Filmy z polskim lektorem i dubbingiem nowoĹci rapidshare download.
Witam,
Szukam, szukam, i nie mogę znaleźć rozwiązania do swojego problemu. Otóż jakiś miesiąc temu kupiłem sobie LCD Samsung LE37xxxxx. Wszystko było fajnie, obraz naprawdę dobry. Telewizor podłączony jest do dekodera Mediasat eurozłączem. Do tego jest jeszcze dvd podłączone cinchami.
Wszystko grało... przez kilka dni, kiedy nagle, ok 10 rano obraz zaczął sie przerywać, pikseloza. Po 10 sekundach stop, potem znowy. I tak w kółko. Siła sygnału, ok, podczas oglądania DVD i telewizji naziemnej obraz też nie rwał. Tylko przy cyfrze. Po chwili zauważyłem zależność z kręceniem sie bębna pralki, któ?a stoi w łazience za ścianą. Przestawiałem dekoder (co prawda ok 2 metry), poprowadziłem kabel naokoło od łazienki (Mamy cyfrę przez antenę zbiorczą na dachu, więc kable antenowe generalnie biegną w ścianie). I nic. wciąż to samo. Poproszę brata, żeby przyjechał z innym dekoderem, np. Philipsa, czy to coś da? A może jakiś HD? odporniejszy na zakłócenia elektromagnetyczne? Nie wiem, co robić, zostało mi jeszcze przestawienie telewizora (mam teraz złamaną nogę, więc nie będę ryzykował), choć miejsce TV w pokoju raczej nie podlega negocjacjom.
Cóż robić?
Wcześniej cyfra podłączona była do TV kineskopowego i nic takiego nie było. A z DVD i TV analogowej zakłóceń nie ma.
Jakieś rady?
A próbowałeś zmienić kabe Euro na jakiś lepsiejszy ?
Z tego co pamiętam, pożyczyłem od sąsiada kabel Euro - cinch, i to samo. Nie próbowałem Euro -Euro...
Może zmienić tuner na HD?
A co, poza satysfakcją z jakości, może to dać?
Może masz zwalone końcówki kabla?
kabla antenowego? czy łączącego dekoder z tv?
Zastanawiam się czy mój dekoder mediasat może być jakoś wyjątkowo czuły na te zakłłócenia? Tylko dlaczego w takim razie z tv kineskopowym było OK?
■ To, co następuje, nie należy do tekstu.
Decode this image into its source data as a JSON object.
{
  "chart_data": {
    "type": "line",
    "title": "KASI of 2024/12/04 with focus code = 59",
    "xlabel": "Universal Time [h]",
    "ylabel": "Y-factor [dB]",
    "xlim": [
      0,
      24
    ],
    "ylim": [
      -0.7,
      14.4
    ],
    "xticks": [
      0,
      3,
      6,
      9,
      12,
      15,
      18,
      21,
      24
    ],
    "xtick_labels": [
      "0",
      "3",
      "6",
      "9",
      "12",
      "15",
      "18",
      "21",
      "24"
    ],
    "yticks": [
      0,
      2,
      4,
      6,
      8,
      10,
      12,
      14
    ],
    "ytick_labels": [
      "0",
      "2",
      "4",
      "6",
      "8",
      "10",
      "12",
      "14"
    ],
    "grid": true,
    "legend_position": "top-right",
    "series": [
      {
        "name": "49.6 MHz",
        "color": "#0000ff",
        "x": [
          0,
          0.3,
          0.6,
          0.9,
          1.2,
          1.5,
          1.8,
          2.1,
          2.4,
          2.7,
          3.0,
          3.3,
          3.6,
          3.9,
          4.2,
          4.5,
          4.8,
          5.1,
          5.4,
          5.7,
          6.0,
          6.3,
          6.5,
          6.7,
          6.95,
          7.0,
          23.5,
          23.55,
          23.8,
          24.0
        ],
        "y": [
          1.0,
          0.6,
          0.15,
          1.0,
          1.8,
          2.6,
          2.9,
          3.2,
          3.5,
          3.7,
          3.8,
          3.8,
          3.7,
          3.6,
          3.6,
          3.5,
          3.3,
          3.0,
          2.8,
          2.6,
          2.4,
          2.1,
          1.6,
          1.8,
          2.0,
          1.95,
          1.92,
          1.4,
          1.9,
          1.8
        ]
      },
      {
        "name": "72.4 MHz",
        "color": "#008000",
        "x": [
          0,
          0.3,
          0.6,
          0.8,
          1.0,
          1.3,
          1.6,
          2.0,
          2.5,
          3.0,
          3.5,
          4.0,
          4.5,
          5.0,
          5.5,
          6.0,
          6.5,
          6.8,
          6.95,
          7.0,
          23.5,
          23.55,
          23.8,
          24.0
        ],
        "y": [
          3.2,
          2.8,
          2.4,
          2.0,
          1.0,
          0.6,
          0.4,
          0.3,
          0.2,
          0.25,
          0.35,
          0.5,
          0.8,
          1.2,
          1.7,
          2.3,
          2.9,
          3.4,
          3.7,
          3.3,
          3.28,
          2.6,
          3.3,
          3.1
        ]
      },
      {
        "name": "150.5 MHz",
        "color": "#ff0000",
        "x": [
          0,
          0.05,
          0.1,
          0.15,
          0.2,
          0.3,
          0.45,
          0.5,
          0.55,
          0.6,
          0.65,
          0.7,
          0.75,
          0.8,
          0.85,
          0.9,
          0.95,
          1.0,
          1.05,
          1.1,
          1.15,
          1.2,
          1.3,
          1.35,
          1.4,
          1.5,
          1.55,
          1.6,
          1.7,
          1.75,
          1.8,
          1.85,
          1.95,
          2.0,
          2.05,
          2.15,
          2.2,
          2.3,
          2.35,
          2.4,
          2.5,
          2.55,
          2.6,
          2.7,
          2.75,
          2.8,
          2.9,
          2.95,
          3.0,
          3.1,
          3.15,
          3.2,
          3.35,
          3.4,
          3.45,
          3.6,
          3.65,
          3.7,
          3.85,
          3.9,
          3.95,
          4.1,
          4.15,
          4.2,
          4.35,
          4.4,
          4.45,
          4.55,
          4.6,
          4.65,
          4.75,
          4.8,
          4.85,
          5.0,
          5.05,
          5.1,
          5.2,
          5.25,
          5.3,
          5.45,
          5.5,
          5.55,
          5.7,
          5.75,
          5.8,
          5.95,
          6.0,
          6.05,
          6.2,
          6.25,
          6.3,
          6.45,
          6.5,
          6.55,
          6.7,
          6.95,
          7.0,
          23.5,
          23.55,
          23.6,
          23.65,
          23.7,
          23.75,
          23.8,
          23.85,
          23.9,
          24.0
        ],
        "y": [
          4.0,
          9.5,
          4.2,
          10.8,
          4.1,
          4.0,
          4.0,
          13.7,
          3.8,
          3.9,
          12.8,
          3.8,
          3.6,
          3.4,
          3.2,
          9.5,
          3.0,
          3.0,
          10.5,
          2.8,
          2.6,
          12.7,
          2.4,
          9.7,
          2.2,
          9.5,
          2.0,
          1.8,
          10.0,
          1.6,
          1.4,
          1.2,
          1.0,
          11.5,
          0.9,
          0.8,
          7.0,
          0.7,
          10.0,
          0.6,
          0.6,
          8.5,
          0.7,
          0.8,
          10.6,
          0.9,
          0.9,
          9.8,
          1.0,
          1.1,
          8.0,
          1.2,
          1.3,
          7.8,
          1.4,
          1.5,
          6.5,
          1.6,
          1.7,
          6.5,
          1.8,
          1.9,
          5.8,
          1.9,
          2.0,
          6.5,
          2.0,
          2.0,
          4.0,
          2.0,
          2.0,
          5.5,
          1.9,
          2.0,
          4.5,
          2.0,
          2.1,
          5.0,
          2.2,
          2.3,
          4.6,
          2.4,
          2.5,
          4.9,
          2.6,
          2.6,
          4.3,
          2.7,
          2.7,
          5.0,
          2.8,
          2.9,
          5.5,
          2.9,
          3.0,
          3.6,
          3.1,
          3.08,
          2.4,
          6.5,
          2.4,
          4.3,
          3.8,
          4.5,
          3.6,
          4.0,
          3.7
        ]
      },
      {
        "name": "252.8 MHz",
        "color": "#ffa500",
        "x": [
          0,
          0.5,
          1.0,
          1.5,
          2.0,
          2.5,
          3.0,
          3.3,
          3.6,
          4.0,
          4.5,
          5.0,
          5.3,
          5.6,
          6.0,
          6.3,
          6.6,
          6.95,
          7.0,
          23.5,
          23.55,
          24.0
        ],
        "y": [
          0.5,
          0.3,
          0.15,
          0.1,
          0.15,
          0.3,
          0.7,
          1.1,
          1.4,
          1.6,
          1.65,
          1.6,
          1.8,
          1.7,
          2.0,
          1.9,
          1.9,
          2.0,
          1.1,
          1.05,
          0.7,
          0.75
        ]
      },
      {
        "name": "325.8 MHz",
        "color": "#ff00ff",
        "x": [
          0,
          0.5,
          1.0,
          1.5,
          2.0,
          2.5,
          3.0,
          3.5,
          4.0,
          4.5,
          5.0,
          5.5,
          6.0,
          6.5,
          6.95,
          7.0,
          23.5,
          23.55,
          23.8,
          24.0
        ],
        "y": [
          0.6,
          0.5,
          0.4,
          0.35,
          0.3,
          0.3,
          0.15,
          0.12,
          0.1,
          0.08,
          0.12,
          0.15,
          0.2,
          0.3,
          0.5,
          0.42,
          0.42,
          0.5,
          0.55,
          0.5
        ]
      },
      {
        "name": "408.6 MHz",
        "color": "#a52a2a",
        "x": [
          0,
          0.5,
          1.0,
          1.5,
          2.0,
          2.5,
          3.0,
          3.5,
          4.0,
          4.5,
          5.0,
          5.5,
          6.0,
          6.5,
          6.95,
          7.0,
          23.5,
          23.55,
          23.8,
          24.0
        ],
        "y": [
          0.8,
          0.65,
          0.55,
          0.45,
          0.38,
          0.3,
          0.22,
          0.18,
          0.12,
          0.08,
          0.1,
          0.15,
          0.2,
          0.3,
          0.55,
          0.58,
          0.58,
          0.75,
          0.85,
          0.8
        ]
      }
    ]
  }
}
miałem coś podobnego kiedyś ale to już dawno temu.... przestało jak przy okazji jakiejś tam innej naprawy elektryk pogrzebał trochę w gniazdkach ....wiec może masz jakąś słabą sieć zasilająca....
Listwa przepięciowa takie coś powinna załatwić
Ale raczej nie taka za kilkadziesiąt pln.
Listwa niestety nie załatwiła . cóż, za parę dni będę wiedział, czy z innym dekoderem sprawa wygląda tak samo. Potem w razie czego dzwonię po elektryka, idąc tropem kol. errorysty
No i wiem już, że dekoder Philipsa nie załatwił problemu teraz czas na kable (lepsze euro, może kabel zasilający?) albo elektryk. Ta druga opcja bardziej mnie jednak przekonuje, bo np. Jak się gasi światło w pokoju to urywa na chwilę dźwięk i parę "piksel" pojawia się na ekranie... Czyli raczej cóś z siecią elektryczną
Karol, zapytaj o stan elektryki na forum elektrody. Tam jest sporo specjalistów. Przynajmniej bedziesz wiedzial jak rozmawiac z elektrykiem jak zawita u ciebie.